TrunkSpace: As someone who was involved in nearly every aspect of the production, did that give you intimate knowledge and a personal closeness to the character Dana that you couldn’t have achieved if you just stepped on the set to play her? Were you already inhabiting her before you ever had to on-camera?
Rico: In many ways, yes. Because we wrote it and were able to develop the characters, I identified with Dana in many ways. We all struggle, we are all human, we are all flawed and we make mistakes. It’s important to learn from them and always stay true to yourself.
TrunkSpace: We asked Lee this as well, but did producer Korrina and actress Korrina ever butt heads in terms of what one knew was possible to accomplish and what one hoped was possible to accomplish? How do you find the middle ground between the creative wants and the day-to-day needs?
Rico: Yes, we butt heads because you battle the business aspect versus the creative aspect. Creatively speaking, I may envision a certain idea or location, etc., and then the producer side would say battle because of budget or time, etc.
TrunkSpace: What are you most proud of with the film?
Rico: I am so proud of what we were able to create. The resources we were able to pull off being so green to production. We were surrounded with such professionals. God was really on our side in guiding us the entire way, placing such talented artists in our hands. The entire crew and cast. The flow of the film was like a family and everyone was so happy to be on set, so the energy was immensely gratifying.
TrunkSpace: We talked about personal obstacles you have faced, but what was the biggest hurdle you had to overcome to see “Glass Jaw” through to the end? Was there ever a moment where you felt it wouldn’t get made?
Rico: Yes! Week 2, we ran out of money. All odds were against us. We went through every single week having to re-raise money until the end. We prayed and worked so hard. It took a toll on us. One second we were acting then as soon as they cut we would be on the phone trying to get more funds to get us onto the next week. No one ever knew because we never wanted the energy on set to be affected.

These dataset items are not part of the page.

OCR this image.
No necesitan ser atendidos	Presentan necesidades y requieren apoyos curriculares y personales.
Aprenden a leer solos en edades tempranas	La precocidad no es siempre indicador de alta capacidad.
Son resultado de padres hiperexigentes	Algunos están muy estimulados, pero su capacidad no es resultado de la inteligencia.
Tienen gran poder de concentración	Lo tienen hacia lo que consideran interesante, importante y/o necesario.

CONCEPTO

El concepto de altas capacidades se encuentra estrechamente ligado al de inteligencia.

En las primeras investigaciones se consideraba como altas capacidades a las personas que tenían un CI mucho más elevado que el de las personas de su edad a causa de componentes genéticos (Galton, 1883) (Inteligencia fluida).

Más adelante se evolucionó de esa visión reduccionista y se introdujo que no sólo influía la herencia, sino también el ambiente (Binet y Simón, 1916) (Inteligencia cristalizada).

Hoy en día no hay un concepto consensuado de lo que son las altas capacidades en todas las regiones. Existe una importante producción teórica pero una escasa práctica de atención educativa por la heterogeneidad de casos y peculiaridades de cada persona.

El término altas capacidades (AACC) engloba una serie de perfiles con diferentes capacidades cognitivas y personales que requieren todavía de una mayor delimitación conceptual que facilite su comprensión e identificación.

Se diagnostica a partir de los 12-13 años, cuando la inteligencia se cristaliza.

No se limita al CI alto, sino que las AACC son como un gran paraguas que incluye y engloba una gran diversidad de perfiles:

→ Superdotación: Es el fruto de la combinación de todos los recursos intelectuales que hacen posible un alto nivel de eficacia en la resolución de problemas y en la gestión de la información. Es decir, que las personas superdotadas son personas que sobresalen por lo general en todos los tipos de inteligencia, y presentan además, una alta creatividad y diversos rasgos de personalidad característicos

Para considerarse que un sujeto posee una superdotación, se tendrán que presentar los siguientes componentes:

We knew in our hearts we could get it done, and again, not to be preaching, but when a higher power is with you, it’s an undeniable force that has your back. We never thought negative, which got us to the finish line.

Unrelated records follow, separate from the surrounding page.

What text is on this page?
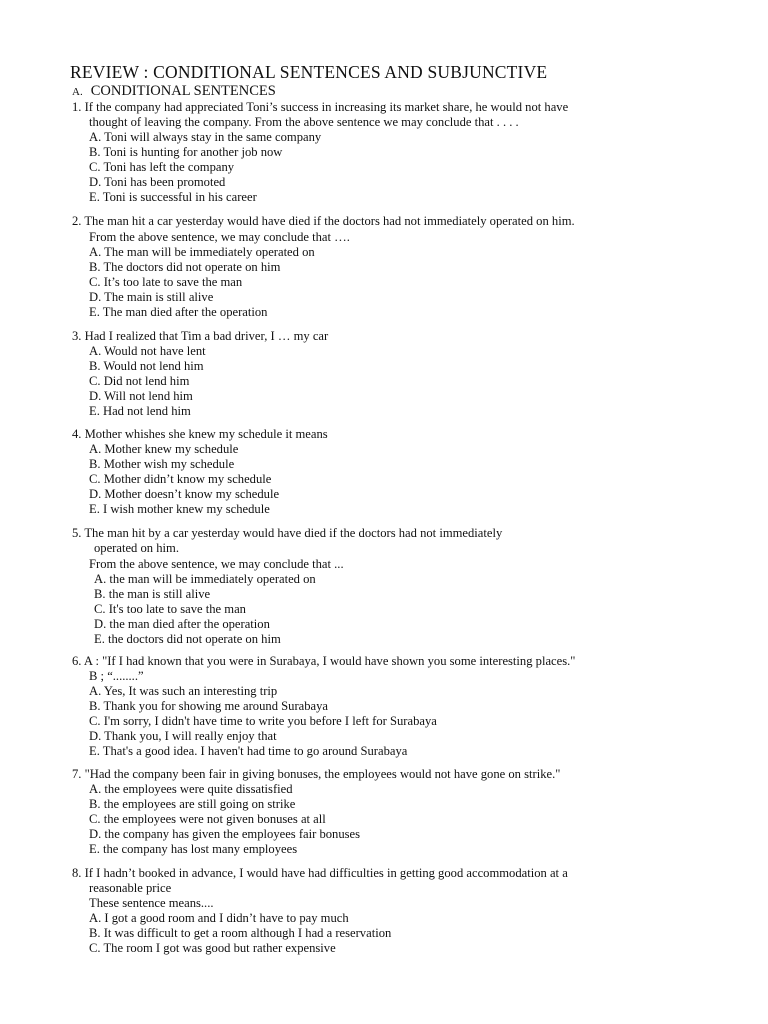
REVIEW : CONDITIONAL SENTENCES AND SUBJUNCTIVE
A. CONDITIONAL SENTENCES
1. If the company had appreciated Toni’s success in increasing its market share, he would not have
thought of leaving the company. From the above sentence we may conclude that . . . .
A. Toni will always stay in the same company
B. Toni is hunting for another job now
C. Toni has left the company
D. Toni has been promoted
E. Toni is successful in his career
2. The man hit a car yesterday would have died if the doctors had not immediately operated on him.
From the above sentence, we may conclude that ….
A. The man will be immediately operated on
B. The doctors did not operate on him
C. It’s too late to save the man
D. The main is still alive
E. The man died after the operation
3. Had I realized that Tim a bad driver, I … my car
A. Would not have lent
B. Would not lend him
C. Did not lend him
D. Will not lend him
E. Had not lend him
4. Mother whishes she knew my schedule it means
A. Mother knew my schedule
B. Mother wish my schedule
C. Mother didn’t know my schedule
D. Mother doesn’t know my schedule
E. I wish mother knew my schedule
5. The man hit by a car yesterday would have died if the doctors had not immediately
operated on him.
From the above sentence, we may conclude that ...
A. the man will be immediately operated on
B. the man is still alive
C. It's too late to save the man
D. the man died after the operation
E. the doctors did not operate on him
6. A : "If I had known that you were in Surabaya, I would have shown you some interesting places."
B ; “........”
A. Yes, It was such an interesting trip
B. Thank you for showing me around Surabaya
C. I'm sorry, I didn't have time to write you before I left for Surabaya
D. Thank you, I will really enjoy that
E. That's a good idea. I haven't had time to go around Surabaya
7. "Had the company been fair in giving bonuses, the employees would not have gone on strike."
A. the employees were quite dissatisfied
B. the employees are still going on strike
C. the employees were not given bonuses at all
D. the company has given the employees fair bonuses
E. the company has lost many employees
8. If I hadn’t booked in advance, I would have had difficulties in getting good accommodation at a
reasonable price
These sentence means....
A. I got a good room and I didn’t have to pay much
B. It was difficult to get a room although I had a reservation
C. The room I got was good but rather expensive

TrunkSpace: Do you feel like the film has become a calling card for what you’re capable of both in front of the camera and behind it?
Rico: Absolutely. I’m staring to get emotional just reliving the moments. This film being our first, is our baby. We learned so much that there is no film school to teach you. Making a film is so hard. So, so, so hard. “Glass Jaw” set the tone of the next wave of our films, which will all be great, but with more resources and higher budgets, there’s only greatness that can come from the caliber of what we can achieve.
TrunkSpace: Time machine question! If you could jump ahead a decade and get a glimpse of what your career looks like 10 years from now, would you take that journey?
Rico: I’m on the way! 10 years goes by so fast. So there is a lot to do. We plan to branch into distribution in addition to our film production 117 Eleven Seven Productions. We have a slate of films we are working on and really looking forward to it. We just pray everyone is able to be inspired by “Glass Jaw,” identify with the characters and take from it that no matter your circumstances, you have the power to go against the odds and pave the way for your future.
“Glass Jaw” arrives in select theaters and on digital HD this Friday.